# Talk to OBS through Python



## BeauWest (Feb 17, 2013)

Hey fellows! I'm working on a script to automate some of my tasks with streaming through OBS. I was wondering, is there any way to talk to OBS through Python, win32com etc.

Any help would be great! I can't find any documentation for the OBS API really, is there a place I can go to look at that other than the source code?


----------



## Warchamp7 (Feb 17, 2013)

The documentation for the API hasn't been written yet, for now you'll just have to use the source code as a reference


----------



## BeauWest (Feb 17, 2013)

How exactly does the API work, do you think I could access it through Python/win32com?


----------



## Jim (Feb 18, 2013)

It currently requires compiling a C++ DLL to access the API.  I hope to change that in the future though, or maybe someone else will before I get time to do it


----------



## BeauWest (Feb 18, 2013)

Awesome, that's what I needed to know, thank you sir!

All I'm trying to do is switch scenes, but having trouble finding an effective way to trigger keyboard shortcuts to change them.


----------



## R1CH (Feb 18, 2013)

Have you tried the built in hotkey support?


----------



## BeauWest (Feb 18, 2013)

R1CH, absolutely, that's the method I'm using now.
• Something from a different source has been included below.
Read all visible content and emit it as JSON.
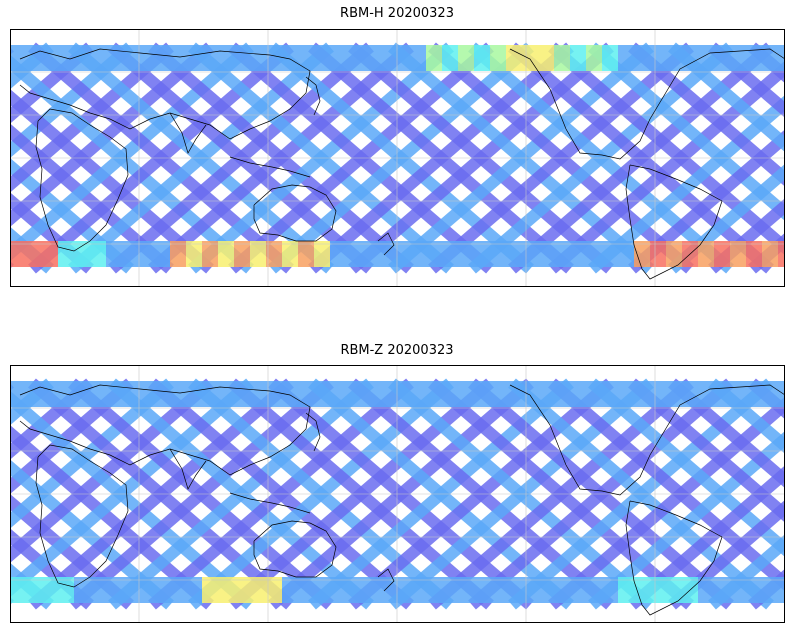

I'm trying though to trigger the hotkeys (or switch the scene) through Python. Basically my script is set up to use Python's win32com to check the currently active window. If it matches one of my games set up in the config file (sc2.exe, bf3.exe, etc), it triggers the hotkeys that the config file says.

I think I have it working, I was hoping for a smoother, more reliable way to do it than just triggering the hotkeys though!


----------



## BeauWest (Feb 18, 2013)

And actually, it looks like what I'm using (SendKeysCtypes) doesn't work with certain applications. Not sure if the app is picking up the keystrokes or what.


----------



## BeauWest (Feb 18, 2013)

I'm starting to think that keystrokes may not be a good way to go regardless. For example, say I want to assign CTRL+NUMPAD8 to happen whenever I switch out of the game. However, I'm Alt-tabbing and looking for the correct window. So OBS sees it as CTRL+NUMPAD8+ALT+TAB and doesn't know what to do with it.

Back to the drawing board. ^_^


----------



## BeauWest (Feb 18, 2013)

I'm so dumb. There's a plugin to do exactly what I wanted. Haha. (viewtopic.php?f=11&t=1785)


----------



## Voxletum (Apr 28, 2013)

Someone should sit down and write out a full reply to this thing. I would laugh.


----------